Military spokesman Gen. Asim Bajwa said intelligence agencies, the army and paramilitary Rangers had launched several raids around Punjab following the attack.

“Number of suspect terrorists and facilitators arrested and huge cache of arms and ammunition recovered,” he said in a tweet that gave no detail. He could not be reached for further comment.

Pakistani Prime Minister Nawaz Sharif travelled to Lahore, one of his political strongholds, to visit the wounded in one of the city’s many hospitals, the premier’s office said. Prime Minister promised to bring justice.

“Our resolve as a nation and as a government is getting stronger and (the) coward enemy is trying for soft targets,” Sharif said, according to a statement from his office, calling for stronger intelligence coordination.

“Our goal is not only to eliminate terror infrastructure but also the extremist mindset, which is a threat to our way of life,” the prime minister said from Lahore, according to a statement from his office. “We must take this war to the doors of [these] terrorist groups,” he said. “God willing, we will wipe out them out.”

Jamaat-ur-Ahrar claimed responsibility for the attack late on Sunday night and issued a direct challenge to the government.

“The target was Christians,” a faction spokesman, Ehsanullah Ehsan, said. “We want to send this message to Prime Minister Nawaz Sharif that we have entered Lahore.”

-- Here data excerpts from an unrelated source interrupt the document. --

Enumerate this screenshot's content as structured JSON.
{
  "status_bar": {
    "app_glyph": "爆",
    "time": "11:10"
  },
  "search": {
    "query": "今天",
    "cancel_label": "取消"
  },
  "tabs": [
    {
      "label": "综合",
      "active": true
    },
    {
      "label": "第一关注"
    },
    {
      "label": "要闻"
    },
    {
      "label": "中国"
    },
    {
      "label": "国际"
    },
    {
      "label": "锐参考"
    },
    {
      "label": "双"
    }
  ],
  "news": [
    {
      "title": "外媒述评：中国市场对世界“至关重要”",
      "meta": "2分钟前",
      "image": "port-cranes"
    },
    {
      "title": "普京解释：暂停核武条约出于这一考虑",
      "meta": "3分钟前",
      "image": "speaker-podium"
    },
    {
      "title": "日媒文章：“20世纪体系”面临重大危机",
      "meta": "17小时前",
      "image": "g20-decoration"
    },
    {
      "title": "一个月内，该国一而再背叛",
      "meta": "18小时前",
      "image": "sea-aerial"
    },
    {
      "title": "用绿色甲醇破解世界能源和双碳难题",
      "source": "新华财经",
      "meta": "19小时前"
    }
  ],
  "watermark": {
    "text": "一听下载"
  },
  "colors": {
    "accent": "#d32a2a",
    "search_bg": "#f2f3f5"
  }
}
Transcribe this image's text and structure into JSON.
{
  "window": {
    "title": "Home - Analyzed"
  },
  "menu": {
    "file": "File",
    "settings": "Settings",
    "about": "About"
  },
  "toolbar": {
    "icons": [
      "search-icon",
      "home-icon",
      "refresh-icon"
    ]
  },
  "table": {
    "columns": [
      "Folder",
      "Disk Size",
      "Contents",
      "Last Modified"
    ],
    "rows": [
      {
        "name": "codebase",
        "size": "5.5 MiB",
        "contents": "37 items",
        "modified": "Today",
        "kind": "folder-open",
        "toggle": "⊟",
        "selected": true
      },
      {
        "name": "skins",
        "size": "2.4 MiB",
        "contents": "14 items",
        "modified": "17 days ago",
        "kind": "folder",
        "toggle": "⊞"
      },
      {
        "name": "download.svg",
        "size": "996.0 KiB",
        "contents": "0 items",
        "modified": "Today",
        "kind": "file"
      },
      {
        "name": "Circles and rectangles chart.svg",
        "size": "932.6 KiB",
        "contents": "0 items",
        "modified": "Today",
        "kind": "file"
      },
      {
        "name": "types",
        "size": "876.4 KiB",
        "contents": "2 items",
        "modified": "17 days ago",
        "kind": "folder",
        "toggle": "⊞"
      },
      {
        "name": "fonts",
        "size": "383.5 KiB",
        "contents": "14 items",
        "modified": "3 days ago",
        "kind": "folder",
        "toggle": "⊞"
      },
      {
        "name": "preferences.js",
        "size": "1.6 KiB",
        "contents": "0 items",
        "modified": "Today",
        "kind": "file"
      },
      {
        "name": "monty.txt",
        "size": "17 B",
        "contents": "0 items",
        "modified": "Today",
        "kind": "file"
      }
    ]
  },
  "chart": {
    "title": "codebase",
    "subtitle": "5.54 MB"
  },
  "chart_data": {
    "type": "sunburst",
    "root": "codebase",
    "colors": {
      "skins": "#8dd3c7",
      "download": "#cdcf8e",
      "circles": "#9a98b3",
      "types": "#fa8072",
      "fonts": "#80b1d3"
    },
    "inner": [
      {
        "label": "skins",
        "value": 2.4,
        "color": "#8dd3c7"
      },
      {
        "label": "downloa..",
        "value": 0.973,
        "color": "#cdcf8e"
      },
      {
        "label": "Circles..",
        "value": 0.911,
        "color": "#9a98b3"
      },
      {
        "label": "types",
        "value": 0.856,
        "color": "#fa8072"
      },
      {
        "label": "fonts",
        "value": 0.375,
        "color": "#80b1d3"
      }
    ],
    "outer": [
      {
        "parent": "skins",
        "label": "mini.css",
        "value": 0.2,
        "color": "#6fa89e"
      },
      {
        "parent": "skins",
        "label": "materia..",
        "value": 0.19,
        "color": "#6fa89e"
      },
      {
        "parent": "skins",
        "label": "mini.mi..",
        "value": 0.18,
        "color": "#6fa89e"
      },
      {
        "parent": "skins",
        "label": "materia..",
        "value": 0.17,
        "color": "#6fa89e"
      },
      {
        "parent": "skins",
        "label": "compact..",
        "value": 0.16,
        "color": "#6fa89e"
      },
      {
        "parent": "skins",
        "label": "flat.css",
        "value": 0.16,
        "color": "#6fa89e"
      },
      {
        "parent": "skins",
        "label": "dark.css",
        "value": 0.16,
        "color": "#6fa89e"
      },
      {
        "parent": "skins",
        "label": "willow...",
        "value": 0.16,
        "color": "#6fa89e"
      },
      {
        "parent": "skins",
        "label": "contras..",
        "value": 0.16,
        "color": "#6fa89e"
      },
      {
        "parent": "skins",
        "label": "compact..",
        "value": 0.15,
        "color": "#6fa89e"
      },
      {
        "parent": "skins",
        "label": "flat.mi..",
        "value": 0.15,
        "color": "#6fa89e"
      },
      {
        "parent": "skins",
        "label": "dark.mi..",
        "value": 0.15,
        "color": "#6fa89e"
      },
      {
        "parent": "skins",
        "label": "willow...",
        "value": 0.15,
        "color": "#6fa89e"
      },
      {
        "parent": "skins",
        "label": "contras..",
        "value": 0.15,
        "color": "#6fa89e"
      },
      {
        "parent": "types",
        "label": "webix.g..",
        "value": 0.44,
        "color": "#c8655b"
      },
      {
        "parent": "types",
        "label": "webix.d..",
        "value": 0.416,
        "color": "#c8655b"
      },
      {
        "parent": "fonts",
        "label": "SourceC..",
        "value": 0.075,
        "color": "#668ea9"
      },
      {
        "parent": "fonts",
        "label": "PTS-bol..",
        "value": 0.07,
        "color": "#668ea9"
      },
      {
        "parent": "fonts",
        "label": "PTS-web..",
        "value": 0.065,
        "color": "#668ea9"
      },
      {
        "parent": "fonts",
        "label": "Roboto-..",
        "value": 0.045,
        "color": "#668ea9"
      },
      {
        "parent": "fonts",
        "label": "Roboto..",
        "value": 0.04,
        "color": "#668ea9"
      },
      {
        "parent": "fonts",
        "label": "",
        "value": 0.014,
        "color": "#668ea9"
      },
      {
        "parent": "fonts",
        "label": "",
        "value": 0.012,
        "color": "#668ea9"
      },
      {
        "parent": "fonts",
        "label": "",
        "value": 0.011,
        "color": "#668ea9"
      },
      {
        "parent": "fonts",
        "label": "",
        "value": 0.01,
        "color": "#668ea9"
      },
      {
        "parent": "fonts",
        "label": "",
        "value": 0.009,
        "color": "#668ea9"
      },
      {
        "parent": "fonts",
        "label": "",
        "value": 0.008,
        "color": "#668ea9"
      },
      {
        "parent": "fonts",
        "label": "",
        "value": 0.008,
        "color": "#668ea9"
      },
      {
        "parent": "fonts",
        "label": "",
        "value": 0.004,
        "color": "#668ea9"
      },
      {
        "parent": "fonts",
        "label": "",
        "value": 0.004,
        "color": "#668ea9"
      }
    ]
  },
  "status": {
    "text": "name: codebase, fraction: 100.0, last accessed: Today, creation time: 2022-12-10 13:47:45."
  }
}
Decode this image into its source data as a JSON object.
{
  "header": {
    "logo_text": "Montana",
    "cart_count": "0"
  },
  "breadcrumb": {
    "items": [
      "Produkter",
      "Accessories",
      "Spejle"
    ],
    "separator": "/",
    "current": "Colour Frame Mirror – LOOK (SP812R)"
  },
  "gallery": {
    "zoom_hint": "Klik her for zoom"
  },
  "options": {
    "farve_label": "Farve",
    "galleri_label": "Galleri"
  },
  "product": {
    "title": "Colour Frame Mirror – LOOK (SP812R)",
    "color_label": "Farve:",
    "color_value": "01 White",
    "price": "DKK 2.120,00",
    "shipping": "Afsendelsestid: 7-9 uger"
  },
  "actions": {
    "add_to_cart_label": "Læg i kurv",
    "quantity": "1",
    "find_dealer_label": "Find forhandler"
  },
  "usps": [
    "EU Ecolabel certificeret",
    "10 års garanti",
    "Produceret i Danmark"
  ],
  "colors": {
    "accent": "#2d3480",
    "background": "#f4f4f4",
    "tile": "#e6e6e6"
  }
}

Lahore is the capital of Pakistan’s richest province, Punjab, and is seen as the country’s political and cultural heartland.

Markets, schools and courts in Lahore were closed on Monday as the city mourned.

Jamaat-ur-Ahrar has claimed responsibility for several big attacks since it split from the main Pakistani Taliban in 2014.

While it mostly focuses attacks in its base of the northwestern Mohmand tribal area, it has previously carried out at least two major attacks in Lahore: one in 2015 that targeted two Christian churches and another at the Wagah border between India and Pakistan in late 2014.

Pakistan has been plagued by militant violence for the last 15 years, since it joined a U.S.-led campaign against militancy after the Sept. 11, 2001, al Qaeda attacks on the United States.

While the army, police, government and Western interests have been the prime targets of the Pakistani Taliban and their allies, Christians and other religious minorities have also been attacked.